The following day, I studied my progress. I pored over the brush strokes and examined the subtle mixes of color in the morning sunlight. I made mental notes of the places that were in need of reparation, the places that had a solid foundation, and every possible issue I saw with the piece. And as I was beginning to feel the daunting, telltale signs of stress familiar to those with work and life, I felt a strange sense of accomplishment.
“I’m oil painting,” I said, aloud. I’d never done it before and was actually really excited about the small steps I was making toward the painting’s completion. In examining the daily progress, the evening before abandoning the painting and the morning after, I felt a gratification for the process and was no longer yearning for its completion. “This is going to take forever to finish,” I remember saying. But in that sentiment, I felt joy. I hadn’t wanted it to end.
After an embarrassingly undisclosed number of nights, I considered the painting done (or, as Paul Valery would say: abandoned). There was a little sadness when the project finished. It was surprising because I’d grown accustomed to the impatience I’ve felt in completing a design for work and the overdue gratification that occurred when it finally was done/abandoned. I sat down at my computer that morning and the list before me didn’t seem quite as daunting. And as I crossed each step off along the way, I began to feel the satisfaction for the process—much the same as I had with the painting—rather than the ache for closure.

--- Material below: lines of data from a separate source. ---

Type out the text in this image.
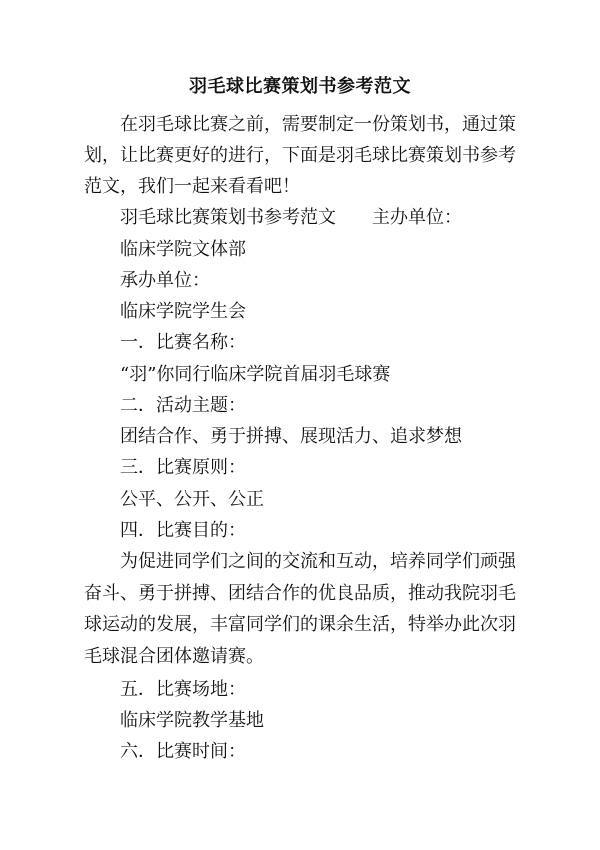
羽毛球比赛策划书参考范文

在羽毛球比赛之前，需要制定一份策划书，通过策划，让比赛更好的进行，下面是羽毛球比赛策划书参考范文，我们一起来看看吧！

羽毛球比赛策划书参考范文 主办单位：

临床学院文体部

承办单位：

临床学院学生会

一．比赛名称：

“羽”你同行临床学院首届羽毛球赛

二．活动主题：

团结合作、勇于拼搏、展现活力、追求梦想

三．比赛原则：

公平、公开、公正

四．比赛目的：

为促进同学们之间的交流和互动，培养同学们顽强奋斗、勇于拼搏、团结合作的优良品质，推动我院羽毛球运动的发展，丰富同学们的课余生活，特举办此次羽毛球混合团体邀请赛。

五．比赛场地：

临床学院教学基地

六．比赛时间：
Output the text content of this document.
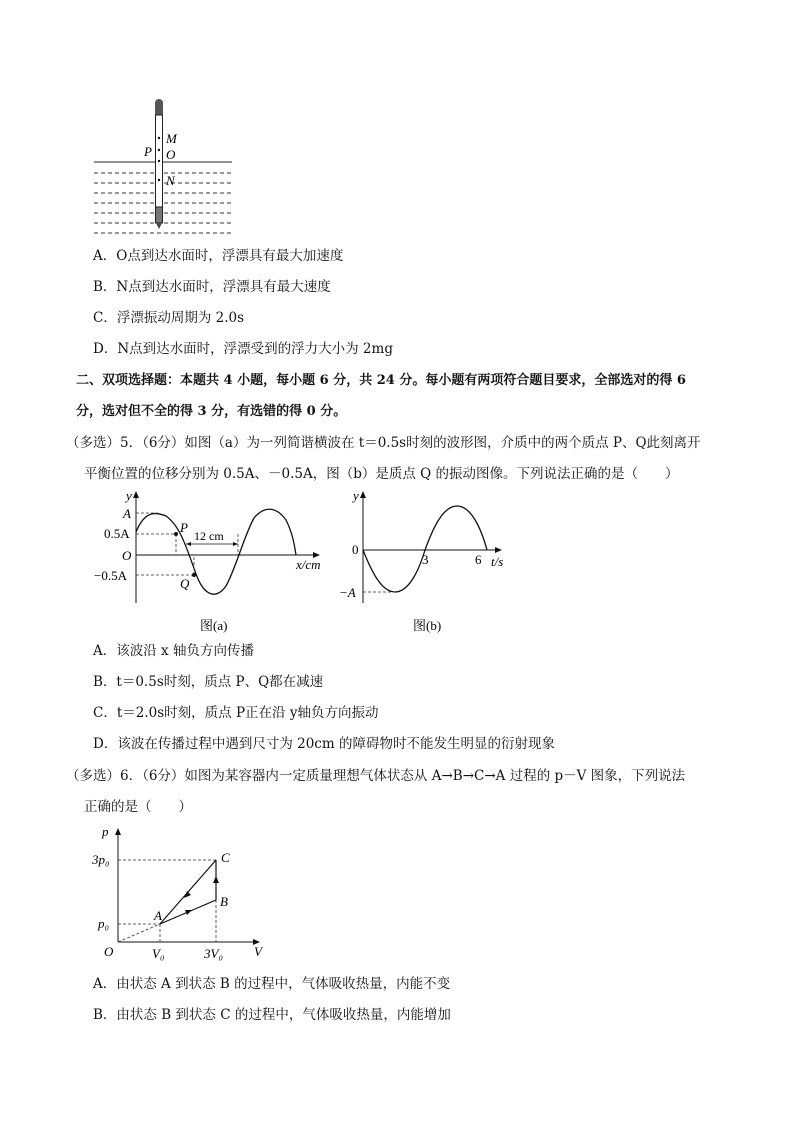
M
P O
N
A．O点到达水面时，浮漂具有最大加速度
B．N点到达水面时，浮漂具有最大速度
C．浮漂振动周期为 2.0s
D．N点到达水面时，浮漂受到的浮力大小为 2mg
二、双项选择题：本题共 4 小题，每小题 6 分，共 24 分。每小题有两项符合题目要求，全部选对的得 6
分，选对但不全的得 3 分，有选错的得 0 分。
（多选）5．（6分）如图（a）为一列简谐横波在 t＝0.5s时刻的波形图，介质中的两个质点 P、Q此刻离开
平衡位置的位移分别为 0.5A、－0.5A，图（b）是质点 Q 的振动图像。下列说法正确的是（　　）
y
A
0.5A
O
−0.5A
P
Q
12 cm
x/cm
图(a)
y
0
3	6 t/s
−A
图(b)
A．该波沿 x 轴负方向传播
B．t＝0.5s时刻，质点 P、Q都在减速
C．t＝2.0s时刻，质点 P正在沿 y轴负方向振动
D．该波在传播过程中遇到尺寸为 20cm 的障碍物时不能发生明显的衍射现象
（多选）6．（6分）如图为某容器内一定质量理想气体状态从 A→B→C→A 过程的 p－V 图象，下列说法
正确的是（　　）
p
3p₀
p₀
O	V₀	3V₀ V
A
B
C
A．由状态 A 到状态 B 的过程中，气体吸收热量，内能不变
B．由状态 B 到状态 C 的过程中，气体吸收热量，内能增加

Not to sound prophetic, but the experience reminded me how we should spend our lives: enjoying the days we’re alive and caring, but not necessarily focusing, on the end of the project, so to speak. An eschatological view of design is a fatalistic one.
With each new design that I’ve worked on, since completing “Adirondack” (detail above) I am reminded of the little pleasures of the process and how much I enjoy the journey so much more than the destination. I think of the scope of each new project as a path littered with countless, unseen treasures and no longer dread workdays devoid of completion. In fact, despite endeavoring to consistently meet deadlines, I now prefer the days that end without the project ending. Without sounding cliche, my neighbor’s trash has certainly become a lesson to treasure.